There are no soft landings here and preconceived ideas often fall flat. Marquette’s Shaka Smart heard and read that his team were thought likely to finish no higher than ninth in the Big East before the start of the season.

Instead, they won the regular-season title, are looking good for an overall No. 2 seed in the NCAA Tournament, and have a noticeable vibe about them. Smart, two years into the job, is buzzing, his enthusiasm infectious, and his ecstatic leap for joy after beating Creighton toward the end of the regular season is worth looking up and watching on repeat.

As the tournament unfolded, there was a sad bit of poetry too. Georgetown’s latest struggling season coming to an end with a 80-48 humbling against Villanova, in the building where head coach Patrick Ewing shined as a member of the Knicks for all those years.
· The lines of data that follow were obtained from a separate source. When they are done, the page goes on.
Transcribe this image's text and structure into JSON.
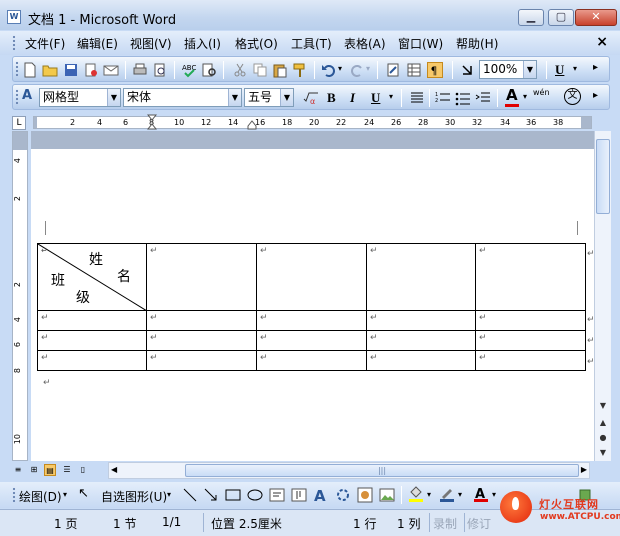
{
  "window": {
    "title": "文档 1 - Microsoft Word",
    "icon_text": "W"
  },
  "menu": {
    "items": [
      "文件(F)",
      "编辑(E)",
      "视图(V)",
      "插入(I)",
      "格式(O)",
      "工具(T)",
      "表格(A)",
      "窗口(W)",
      "帮助(H)"
    ],
    "close": "×"
  },
  "standard_toolbar": {
    "zoom": "100%",
    "underline": "U"
  },
  "format_toolbar": {
    "style_icon": "A",
    "style": "网格型",
    "font": "宋体",
    "size": "五号",
    "bold": "B",
    "italic": "I",
    "underline": "U",
    "font_color": "A",
    "wen": "wén",
    "phonetic": "文"
  },
  "ruler": {
    "tab_marker": "L",
    "h_numbers": [
      "2",
      "4",
      "6",
      "8",
      "10",
      "12",
      "14",
      "16",
      "18",
      "20",
      "22",
      "24",
      "26",
      "28",
      "30",
      "32",
      "34",
      "36",
      "38"
    ],
    "v_numbers": [
      "4",
      "2",
      "",
      "2",
      "4",
      "6",
      "8",
      "10"
    ]
  },
  "table": {
    "diagonal_header": {
      "top_right_1": "姓",
      "top_right_2": "名",
      "bottom_left_1": "班",
      "bottom_left_2": "级"
    },
    "cell_mark": "↵",
    "data_rows": 3,
    "columns": 5
  },
  "draw_toolbar": {
    "draw": "绘图(D)",
    "autoshapes": "自选图形(U)"
  },
  "status": {
    "page": "1 页",
    "section": "1 节",
    "page_of": "1/1",
    "position": "位置 2.5厘米",
    "line": "1 行",
    "col": "1 列",
    "rec": "录制",
    "trk": "修订"
  },
  "watermark": {
    "cn": "灯火互联网",
    "en": "www.ATCPU.com"
  },
  "colors": {
    "accent": "#c8dbf5",
    "font_color_bar": "#e00000",
    "highlight_bar": "#ffff00"
  }
}
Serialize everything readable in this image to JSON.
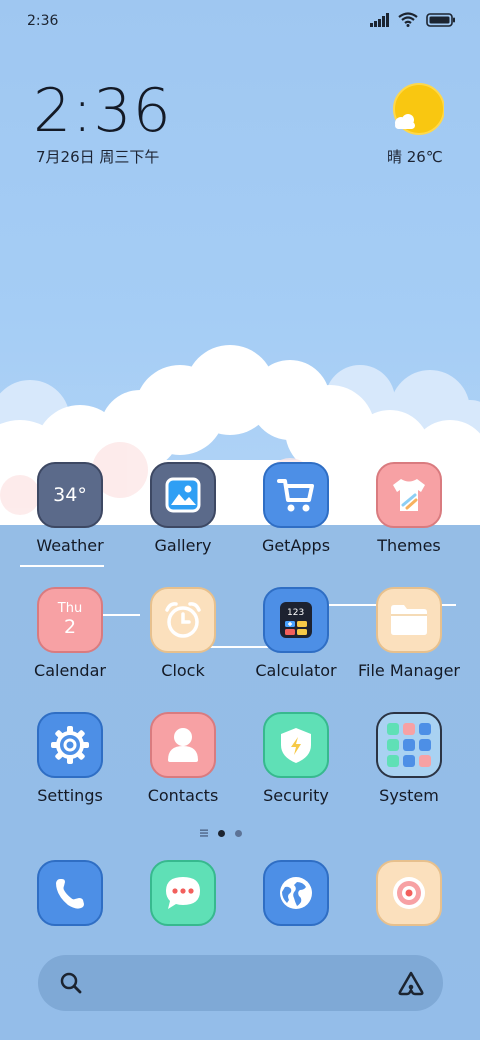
{
  "status_bar": {
    "time": "2:36",
    "icons": [
      "signal-icon",
      "wifi-icon",
      "battery-icon"
    ]
  },
  "clock_widget": {
    "time": "2:36",
    "date": "7月26日 周三下午"
  },
  "weather_widget": {
    "condition_icon": "sun-cloud-icon",
    "text": "晴 26℃"
  },
  "apps": {
    "weather": {
      "label": "Weather",
      "icon_text": "34°"
    },
    "gallery": {
      "label": "Gallery"
    },
    "getapps": {
      "label": "GetApps"
    },
    "themes": {
      "label": "Themes"
    },
    "calendar": {
      "label": "Calendar",
      "icon_day": "Thu",
      "icon_date": "2"
    },
    "clock": {
      "label": "Clock"
    },
    "calculator": {
      "label": "Calculator",
      "icon_display": "123"
    },
    "file_manager": {
      "label": "File Manager"
    },
    "settings": {
      "label": "Settings"
    },
    "contacts": {
      "label": "Contacts"
    },
    "security": {
      "label": "Security"
    },
    "system": {
      "label": "System"
    }
  },
  "dock": [
    "phone-icon",
    "messages-icon",
    "browser-icon",
    "camera-icon"
  ],
  "page_indicator": {
    "pages": 3,
    "active": 1
  },
  "search_bar": {
    "left_icon": "search-icon",
    "right_icon": "assistant-icon"
  },
  "colors": {
    "background": "#94bde9",
    "blue": "#4d8fe6",
    "pink": "#f7a1a4",
    "slate": "#5b6a8a",
    "cream": "#fbe0bd",
    "mint": "#5fe0b6"
  }
}
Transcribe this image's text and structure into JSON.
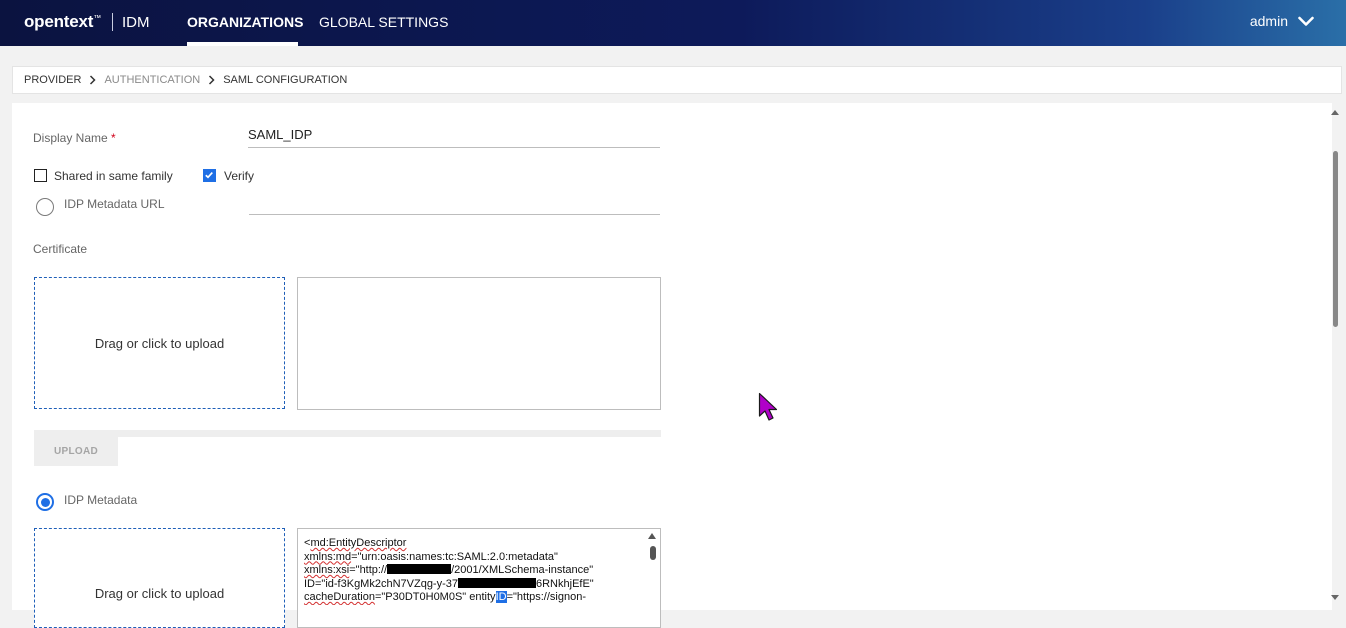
{
  "header": {
    "logo": "opentext",
    "logo_tm": "™",
    "product": "IDM",
    "tabs": [
      {
        "label": "ORGANIZATIONS",
        "active": true
      },
      {
        "label": "GLOBAL SETTINGS",
        "active": false
      }
    ],
    "user": "admin"
  },
  "breadcrumb": [
    "PROVIDER",
    "AUTHENTICATION",
    "SAML CONFIGURATION"
  ],
  "form": {
    "display_name_label": "Display Name",
    "required_mark": "*",
    "display_name_value": "SAML_IDP",
    "shared_label": "Shared in same family",
    "shared_checked": false,
    "verify_label": "Verify",
    "verify_checked": true,
    "idp_metadata_url_label": "IDP Metadata URL",
    "idp_metadata_url_selected": false,
    "certificate_label": "Certificate",
    "dropzone_label": "Drag or click to upload",
    "upload_button": "UPLOAD",
    "idp_metadata_label": "IDP Metadata",
    "idp_metadata_selected": true,
    "xml": {
      "l1_a": "<",
      "l1_b": "md:EntityDescriptor",
      "l2_a": "xmlns:md",
      "l2_b": "=\"urn:oasis:names:tc:SAML:2.0:metadata\"",
      "l3_a": "xmlns:xsi",
      "l3_b": "=\"http://",
      "l3_c": "/2001/XMLSchema-instance\"",
      "l4_a": "ID=\"id-f3KgMk2chN7VZqg-y-37",
      "l4_b": "6RNkhjEfE\"",
      "l5_a": "cacheDuration",
      "l5_b": "=\"P30DT0H0M0S\" entity",
      "l5_c": "ID",
      "l5_d": "=\"https://signon-"
    }
  },
  "colors": {
    "accent": "#1f6fe5",
    "header_start": "#0b1340",
    "header_end": "#2a6fa8",
    "required": "#d0021b",
    "cursor": "#b000c8"
  }
}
A couple of days later, Ewing’s tenure came to an end as well, relieved of his duties.

It is a strange sort of basketball paradise here, one where dreams are as likely to die as burgeon, a sense of all-or-nothing that only adds to the pressure. It is where the competitiveness of the tournament cannot to be topped. Make no mistake, Big East games have the same passion as what will take place next week.

And it is where, 10 years on, the spirit lives strong in a tournament, and in a part of the country, where college basketball is at the center of everything at this time. The Big East survived, and it thrives onward, its identity secure – and its own.